Stücker, M., Struk, A., Altmeyer, P., Herde, M., Baumgärtl, H., & Lübbers, D. W. (2002). The cutaneous uptake of atmospheric oxygen contributes significantly to the oxygen supply of human dermis and epidermis. Journal of Physiology - London, 538(3): 1, pp. 985-994. Retrieved from http://dx.doi.org/10.1113/jphysiol.2001.013067.


Cite as: https://hdl.handle.net/11858/00-001M-0000-0014-0EEB-B
Abstract
It has been known since 1851 that atmospheric oxygen is taken up by the human epidermis. The contribution to total respiration is negligible. Until now the significance for the local oxygen supply of the skin has remained unknown. With a newly developed sensor, the oxygen fluxoptode, it has become possible to make local measurements of the transcutaneous oxygen flux (tcJ(O2)).
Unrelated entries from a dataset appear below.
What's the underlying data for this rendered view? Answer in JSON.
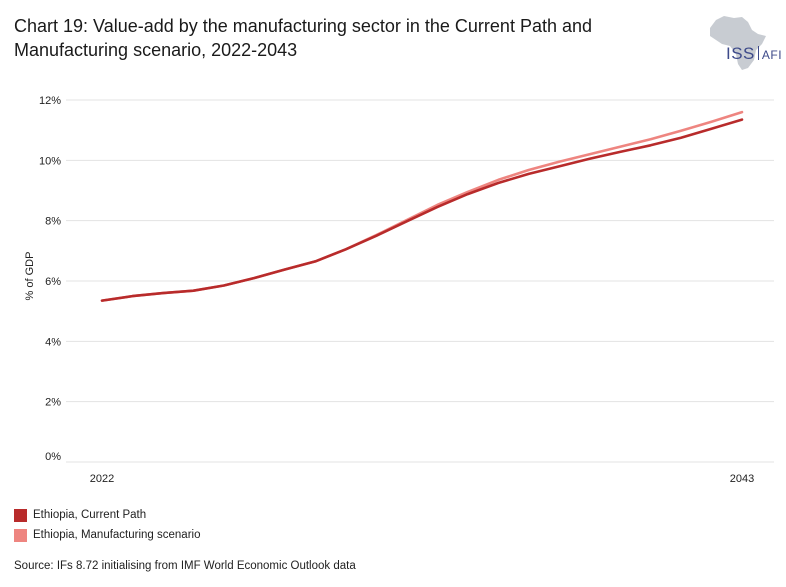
{
  "header": {
    "title_line1": "Chart 19: Value-add by the manufacturing sector in the Current Path and",
    "title_line2": "Manufacturing scenario, 2022-2043"
  },
  "logo": {
    "icon": "africa-map-icon",
    "text_main": "ISS",
    "text_sub": "AFI"
  },
  "source": "Source: IFs 8.72 initialising from IMF World Economic Outlook data",
  "chart_data": {
    "type": "line",
    "ylabel": "% of GDP",
    "xlabel": "",
    "ylim": [
      0,
      12
    ],
    "yticks": [
      "0%",
      "2%",
      "4%",
      "6%",
      "8%",
      "10%",
      "12%"
    ],
    "xticks": [
      "2022",
      "2043"
    ],
    "x": [
      2022,
      2023,
      2024,
      2025,
      2026,
      2027,
      2028,
      2029,
      2030,
      2031,
      2032,
      2033,
      2034,
      2035,
      2036,
      2037,
      2038,
      2039,
      2040,
      2041,
      2042,
      2043
    ],
    "series": [
      {
        "name": "Ethiopia, Current Path",
        "color": "#b82b2b",
        "values": [
          5.35,
          5.5,
          5.6,
          5.68,
          5.85,
          6.1,
          6.38,
          6.65,
          7.05,
          7.5,
          7.98,
          8.45,
          8.88,
          9.25,
          9.55,
          9.8,
          10.05,
          10.28,
          10.5,
          10.75,
          11.05,
          11.35
        ]
      },
      {
        "name": "Ethiopia, Manufacturing scenario",
        "color": "#ee8580",
        "values": [
          5.35,
          5.5,
          5.6,
          5.68,
          5.85,
          6.1,
          6.38,
          6.65,
          7.05,
          7.52,
          8.02,
          8.52,
          8.95,
          9.35,
          9.68,
          9.95,
          10.2,
          10.45,
          10.7,
          10.98,
          11.28,
          11.6
        ]
      }
    ],
    "grid": true,
    "legend_position": "bottom-left"
  }
}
In this study the sensor was calibrated so that absolute values of tcJ(O2) could be reported. At rest, tcJ(O2) was determined on normal, humidified skin on the volar forearm of 20 volunteers of different age groups. In order to evaluate the contribution of the blood flow to the oxygen supply of the skin, tcJ(O2), was recorded at the end of a 5 min suprasystolic occlusion of the forearm. At normal skin surface partial oxygen pressure (163 +/- 9 Torr), tcJ(O2) was 0.53 +/- 0.27 ml O-2 min(-1) m(-1). A 5 min interruption of blood flow resulted in an increase of 9.5 +/- 6.3 % in tcJ(O2). The value of tcJ(O2) was unaffected by the age of the subject. Published data on the oxygen diffusion properties of skin and simulations of intracutaneous profiles of oxygen partial pressure indicated that under these conditions, the upper skin layers to a depth of of 0.25-0.40 min are almost exclusively supplied by external oxygen, whereas the oxygen transport of the blood has a minor influence. As a consequence, a malfunction in capillary oxygen transport cannot be the initiator of the development of superficial skin defects such as those observed in chronic venous incompetence and peripheral arterial occlusive disease.